Merlin le désenchanteur

Publié le par La Colline

Merlin ou la terre dévastée, un mélange de burlesque médiéval et de tragédie métaphysique. La légende des chevaliers de la table ronde à l’heure actuelle, le dramaturge allemand contemporain Tankred Dorst l’a écrite en 1970, et aujourd’hui, le collectif Les Possédés la met en scène sous la houlette de Rodolphe Dana.

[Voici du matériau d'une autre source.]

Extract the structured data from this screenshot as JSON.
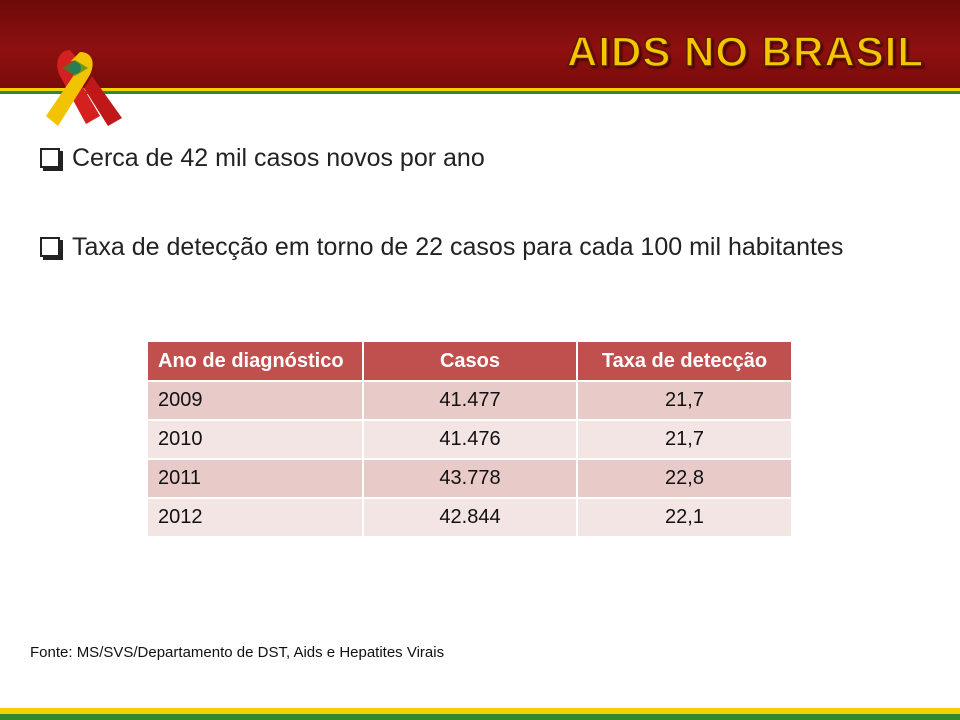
{
  "header": {
    "title": "AIDS NO BRASIL"
  },
  "bullets": [
    "Cerca de 42 mil casos novos por ano",
    "Taxa de detecção em torno de 22 casos para cada 100 mil habitantes"
  ],
  "table": {
    "columns": [
      "Ano de diagnóstico",
      "Casos",
      "Taxa de detecção"
    ],
    "rows": [
      [
        "2009",
        "41.477",
        "21,7"
      ],
      [
        "2010",
        "41.476",
        "21,7"
      ],
      [
        "2011",
        "43.778",
        "22,8"
      ],
      [
        "2012",
        "42.844",
        "22,1"
      ]
    ]
  },
  "source": "Fonte: MS/SVS/Departamento de DST, Aids e Hepatites Virais"
}
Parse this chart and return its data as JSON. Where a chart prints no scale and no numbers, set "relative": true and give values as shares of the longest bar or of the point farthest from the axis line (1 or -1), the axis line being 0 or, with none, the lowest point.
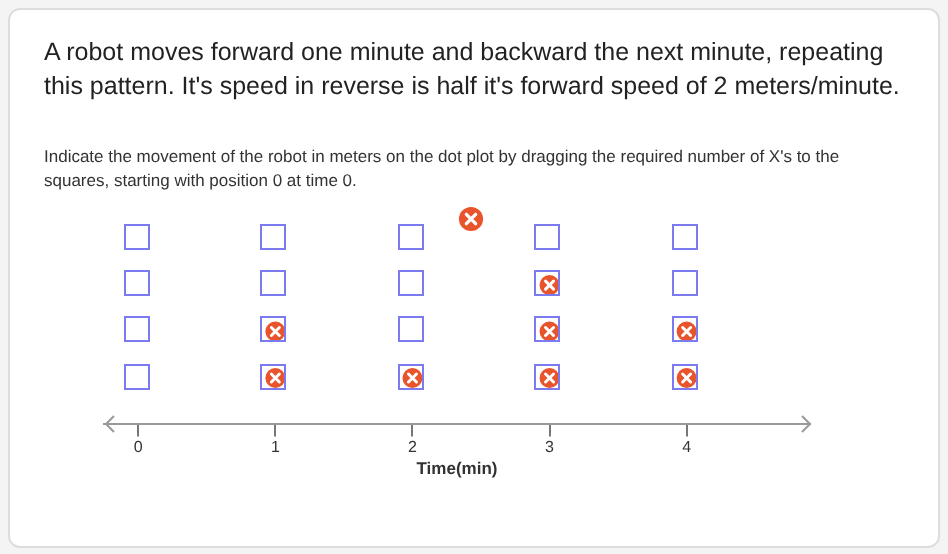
{
  "chart_data": {
    "type": "scatter",
    "title": "A robot moves forward one minute and backward the next minute, repeating this pattern.  It's speed in reverse is half it's forward speed of 2 meters/minute.",
    "subtitle": "Indicate the movement of the robot in meters on the dot plot by dragging the required number of X's to the squares, starting with position 0 at time 0.",
    "xlabel": "Time(min)",
    "series": [
      {
        "color": "#e8542c",
        "x": [
          1,
          1,
          2,
          3,
          3,
          3,
          4,
          4
        ],
        "values": [
          0.333,
          0.667,
          0.333,
          0.333,
          0.667,
          1,
          0.333,
          0.667
        ]
      }
    ],
    "relative": true,
    "xlim": [
      -0.25,
      4.9
    ],
    "xticks": [
      0,
      1,
      2,
      3,
      4
    ],
    "marker": "circle",
    "grid": false,
    "legend": false
  }
}
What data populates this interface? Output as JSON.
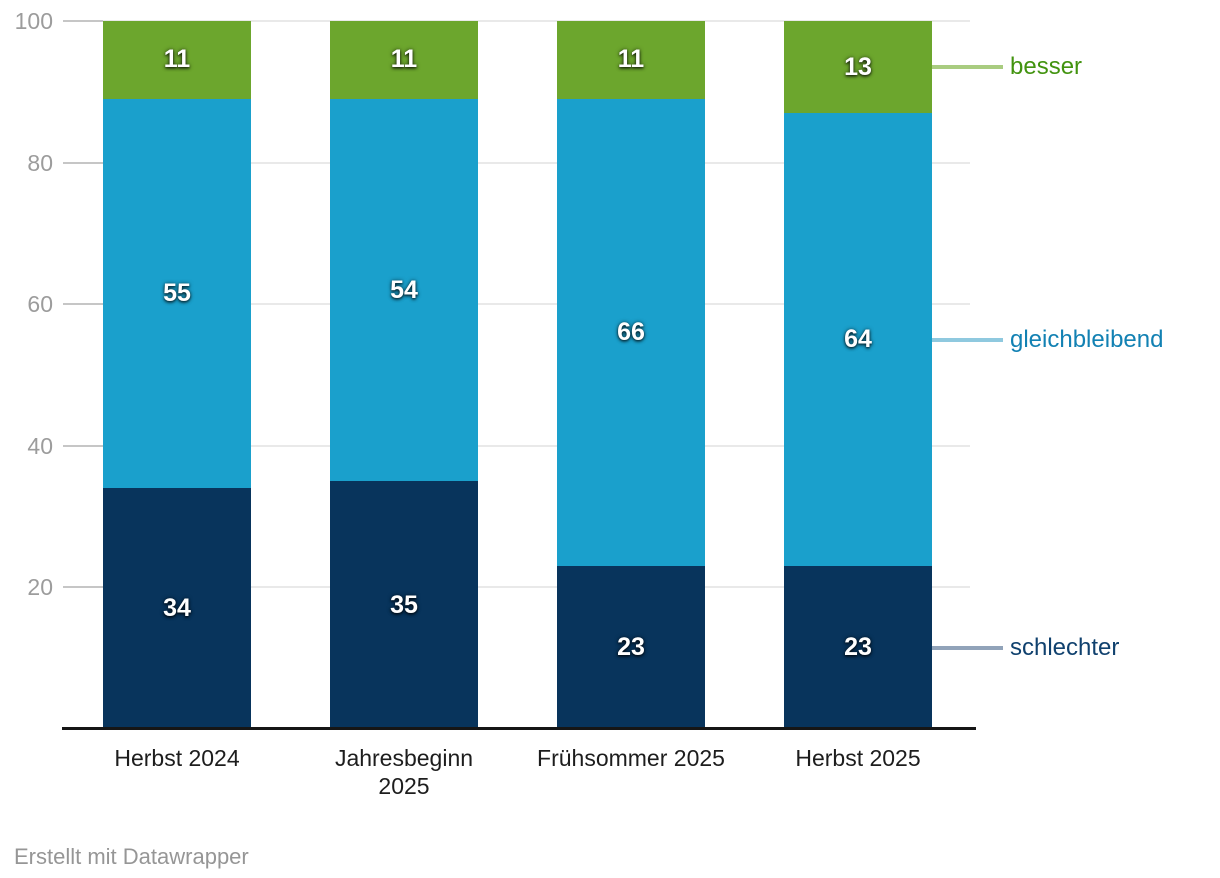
{
  "chart_data": {
    "type": "bar",
    "stacked": true,
    "orientation": "vertical",
    "categories": [
      "Herbst 2024",
      "Jahresbeginn\n2025",
      "Frühsommer 2025",
      "Herbst 2025"
    ],
    "series": [
      {
        "name": "schlechter",
        "values": [
          34,
          35,
          23,
          23
        ],
        "color": "#08345c",
        "label_color": "#10416e",
        "connector_color": "#91a3b9"
      },
      {
        "name": "gleichbleibend",
        "values": [
          55,
          54,
          66,
          64
        ],
        "color": "#1aa0cc",
        "label_color": "#1281b3",
        "connector_color": "#8fc9df"
      },
      {
        "name": "besser",
        "values": [
          11,
          11,
          11,
          13
        ],
        "color": "#6ca62d",
        "label_color": "#42930f",
        "connector_color": "#a9cc80"
      }
    ],
    "y_ticks": [
      20,
      40,
      60,
      80,
      100
    ],
    "ylim": [
      0,
      100
    ],
    "grid": true,
    "value_labels": true,
    "legend_position": "right"
  },
  "footer": {
    "attribution": "Erstellt mit Datawrapper"
  },
  "colors": {
    "background": "#ffffff",
    "axis_line": "#161616",
    "gridline": "#e9e9e9",
    "tick_stub": "#c6c6c6",
    "tick_label": "#9c9c9c",
    "category_label": "#1d1d1d",
    "value_label": "#ffffff",
    "attribution": "#969696"
  }
}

Ce collectif, plutôt adepte de Jean-Luc Lagarce et Tchekov, voulait « se frotter à du théâtre plus épique, plus shakespearien, plus corporel », selon les termes du metteur en scène. Et sans nul doute, les quatorze acteurs de la troupe y ont trouvé leur compte dans cette œuvre monumentale qui laisse une large place à l’imaginaire et au jeu. S’ils ont laissé de côté les combats de dragon, les batailles gigantesques et autres lubies de l’auteur, ils ont saisi autant que possible tout l’humour du texte. Des chevaliers en jupes et baskets colorés au parler familier, des danses bouffonnes sur un fond du musique moderne, et du gag et de la farce à n’en plus finir.

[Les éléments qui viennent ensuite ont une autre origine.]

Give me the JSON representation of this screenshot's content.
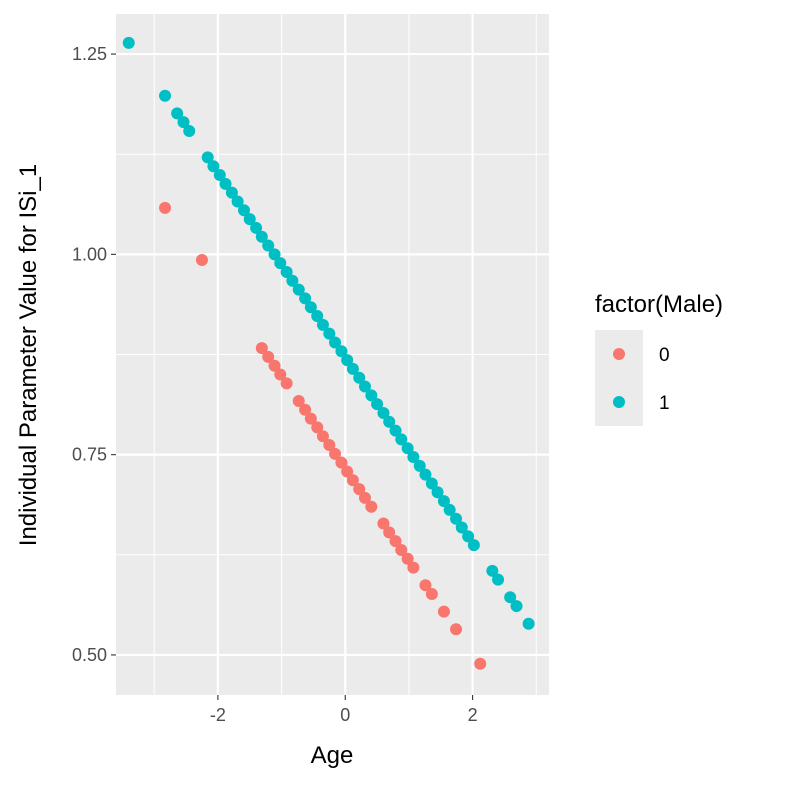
{
  "chart_data": {
    "type": "scatter",
    "title": "",
    "xlabel": "Age",
    "ylabel": "Individual Parameter Value for ISi_1",
    "xlim": [
      -3.6,
      3.2
    ],
    "ylim": [
      0.45,
      1.3
    ],
    "x_ticks": [
      {
        "value": -2,
        "label": "-2"
      },
      {
        "value": 0,
        "label": "0"
      },
      {
        "value": 2,
        "label": "2"
      }
    ],
    "y_ticks": [
      {
        "value": 0.5,
        "label": "0.50"
      },
      {
        "value": 0.75,
        "label": "0.75"
      },
      {
        "value": 1.0,
        "label": "1.00"
      },
      {
        "value": 1.25,
        "label": "1.25"
      }
    ],
    "grid": true,
    "background": "#ebebeb",
    "legend": {
      "title": "factor(Male)",
      "position": "right"
    },
    "series": [
      {
        "name": "0",
        "color": "#F8766D",
        "points": [
          [
            -2.83,
            1.058
          ],
          [
            -2.25,
            0.993
          ],
          [
            -1.31,
            0.883
          ],
          [
            -1.21,
            0.872
          ],
          [
            -1.11,
            0.861
          ],
          [
            -1.02,
            0.85
          ],
          [
            -0.92,
            0.839
          ],
          [
            -0.73,
            0.817
          ],
          [
            -0.63,
            0.806
          ],
          [
            -0.54,
            0.795
          ],
          [
            -0.44,
            0.784
          ],
          [
            -0.35,
            0.773
          ],
          [
            -0.25,
            0.762
          ],
          [
            -0.16,
            0.751
          ],
          [
            -0.06,
            0.74
          ],
          [
            0.03,
            0.729
          ],
          [
            0.12,
            0.718
          ],
          [
            0.22,
            0.707
          ],
          [
            0.31,
            0.696
          ],
          [
            0.41,
            0.685
          ],
          [
            0.6,
            0.664
          ],
          [
            0.69,
            0.653
          ],
          [
            0.79,
            0.642
          ],
          [
            0.88,
            0.631
          ],
          [
            0.98,
            0.62
          ],
          [
            1.07,
            0.609
          ],
          [
            1.26,
            0.587
          ],
          [
            1.36,
            0.576
          ],
          [
            1.55,
            0.554
          ],
          [
            1.74,
            0.532
          ],
          [
            2.12,
            0.489
          ]
        ]
      },
      {
        "name": "1",
        "color": "#00BFC4",
        "points": [
          [
            -3.4,
            1.264
          ],
          [
            -2.83,
            1.198
          ],
          [
            -2.64,
            1.176
          ],
          [
            -2.54,
            1.165
          ],
          [
            -2.45,
            1.154
          ],
          [
            -2.16,
            1.121
          ],
          [
            -2.07,
            1.11
          ],
          [
            -1.97,
            1.099
          ],
          [
            -1.88,
            1.088
          ],
          [
            -1.78,
            1.077
          ],
          [
            -1.69,
            1.066
          ],
          [
            -1.59,
            1.055
          ],
          [
            -1.5,
            1.044
          ],
          [
            -1.4,
            1.033
          ],
          [
            -1.31,
            1.022
          ],
          [
            -1.21,
            1.011
          ],
          [
            -1.11,
            1.0
          ],
          [
            -1.02,
            0.989
          ],
          [
            -0.92,
            0.978
          ],
          [
            -0.83,
            0.967
          ],
          [
            -0.73,
            0.956
          ],
          [
            -0.63,
            0.945
          ],
          [
            -0.54,
            0.934
          ],
          [
            -0.44,
            0.923
          ],
          [
            -0.35,
            0.912
          ],
          [
            -0.25,
            0.901
          ],
          [
            -0.16,
            0.89
          ],
          [
            -0.06,
            0.879
          ],
          [
            0.03,
            0.868
          ],
          [
            0.12,
            0.857
          ],
          [
            0.22,
            0.846
          ],
          [
            0.31,
            0.835
          ],
          [
            0.41,
            0.824
          ],
          [
            0.5,
            0.813
          ],
          [
            0.6,
            0.802
          ],
          [
            0.69,
            0.791
          ],
          [
            0.79,
            0.78
          ],
          [
            0.88,
            0.769
          ],
          [
            0.98,
            0.758
          ],
          [
            1.07,
            0.747
          ],
          [
            1.17,
            0.736
          ],
          [
            1.26,
            0.725
          ],
          [
            1.36,
            0.714
          ],
          [
            1.45,
            0.703
          ],
          [
            1.55,
            0.692
          ],
          [
            1.64,
            0.681
          ],
          [
            1.74,
            0.67
          ],
          [
            1.83,
            0.659
          ],
          [
            1.93,
            0.648
          ],
          [
            2.02,
            0.637
          ],
          [
            2.31,
            0.605
          ],
          [
            2.4,
            0.594
          ],
          [
            2.59,
            0.572
          ],
          [
            2.69,
            0.561
          ],
          [
            2.88,
            0.539
          ]
        ]
      }
    ]
  }
}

Alors d’entrée de jeu, oui, Merlin est drôle. Mais ce n’est pas gratuit. « Le comique, c’est une symbolique de l’enfance, de l’adolescent, de l’adulte puis de la mort. Il s’agit d’un extrême naïvété qui peu à peu va se densifier et se noircir », confesse le metteur en scène. D’ailleurs, le temps de quatre heures de jeu, le spectateur est confronté à cette double lecture : celle des histoires de son enfance, Excalibur, la quête du Graal, les amours de Guenièvre et de Lancelot et celle de l’humanité et des problématiques qui l’encerclent, les relations père/fils, le pouvoir, la sexualité, la mort, la foi…

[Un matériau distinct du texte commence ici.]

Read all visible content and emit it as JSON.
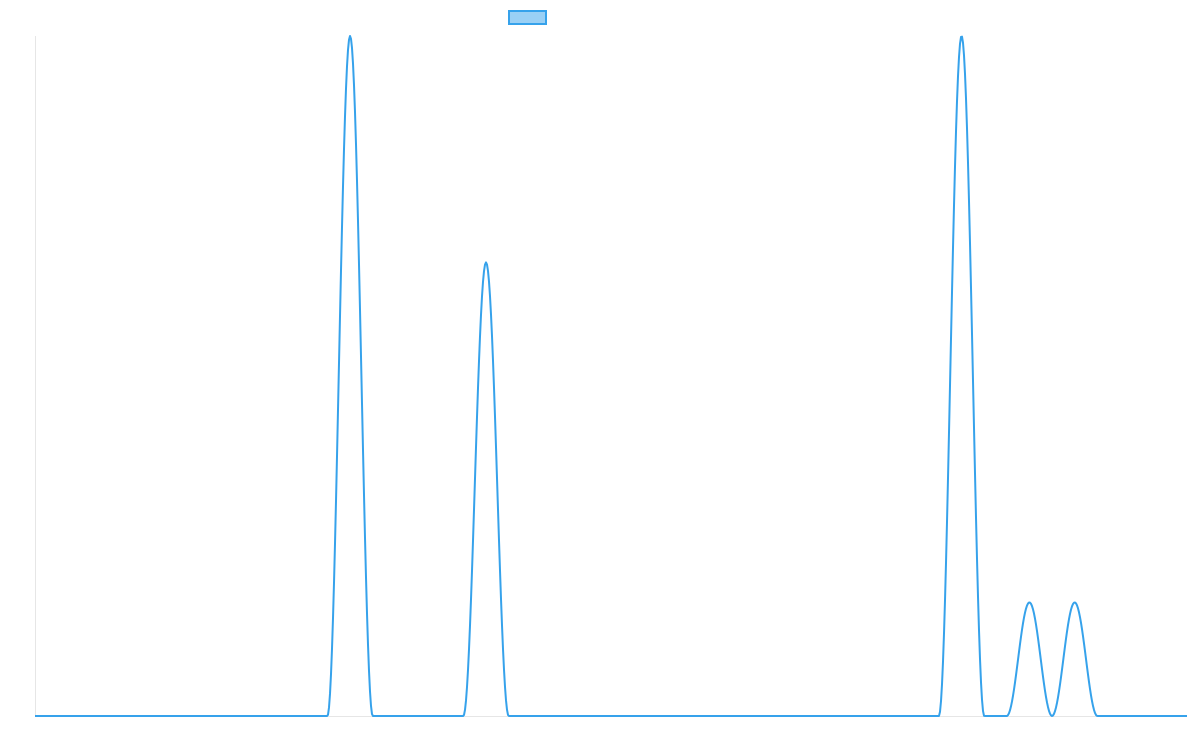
{
  "chart_data": {
    "type": "line",
    "title": "",
    "xlabel": "",
    "ylabel": "",
    "grid": false,
    "legend": "top",
    "series": [
      {
        "name": "",
        "color": "#36a2eb",
        "fill": "#9ad0f5",
        "peaks": [
          {
            "center": 0.2735,
            "halfwidth": 0.0197,
            "height": 1.0
          },
          {
            "center": 0.3915,
            "halfwidth": 0.0197,
            "height": 0.667
          },
          {
            "center": 0.8043,
            "halfwidth": 0.0197,
            "height": 1.0
          },
          {
            "center": 0.8632,
            "halfwidth": 0.0197,
            "height": 0.167
          },
          {
            "center": 0.9025,
            "halfwidth": 0.0197,
            "height": 0.167
          }
        ]
      }
    ],
    "xlim": [
      0,
      1
    ],
    "ylim": [
      0,
      1
    ]
  }
}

Et d’une certaine façon, le résultat est dur et froid, comme le rappelle un décor avant tout sombre et minimaliste. « On voulait faire descendre des figures mythiques à quelque chose de plus terre-à-terre », poursuit Rodolphe Dana. La dualité est au cœur de la pièce qui ne cesse de confronter le bien et le mal, la vie et la mort, l’humain et le divin. Le combat est engagé.

Un diable vêtu de blanc, un Merlin bienfaiteur douteux, une atmosphère grise… dans cette pièce, on cultive l’ambiguïté et l’entredeux. Le conflit ne peut être résolu et c’est un goût d’inachevé, symbolisé par une partie d’échec en cours et une fin abrupte, qui laisse le supposer.

Cette humanité  dévastée a son metteur en scène : Merlin. Tout comme la pièce a son maître : Rodolphe Dana. Et aucun des deux ne laisse le spectateur être dupe. Toutes les ficelles de la construction sont mises à nu : les coulisses sont sur la scène et la régie sur le plateau. « Nous ne ferons pas croire aux spectateurs que nous sommes ailleurs qu’au théâtre (…) Abolir ce mensonge-là, sera (…) une façon de rétablir non pas une vérité mais une forme de croyance », affirme le metteur en scène. Et cette croyance quelle est-elle ? Le destin est peut-être une utopie. L’homme est lui-même maître de son monde… de son monde désenchanté.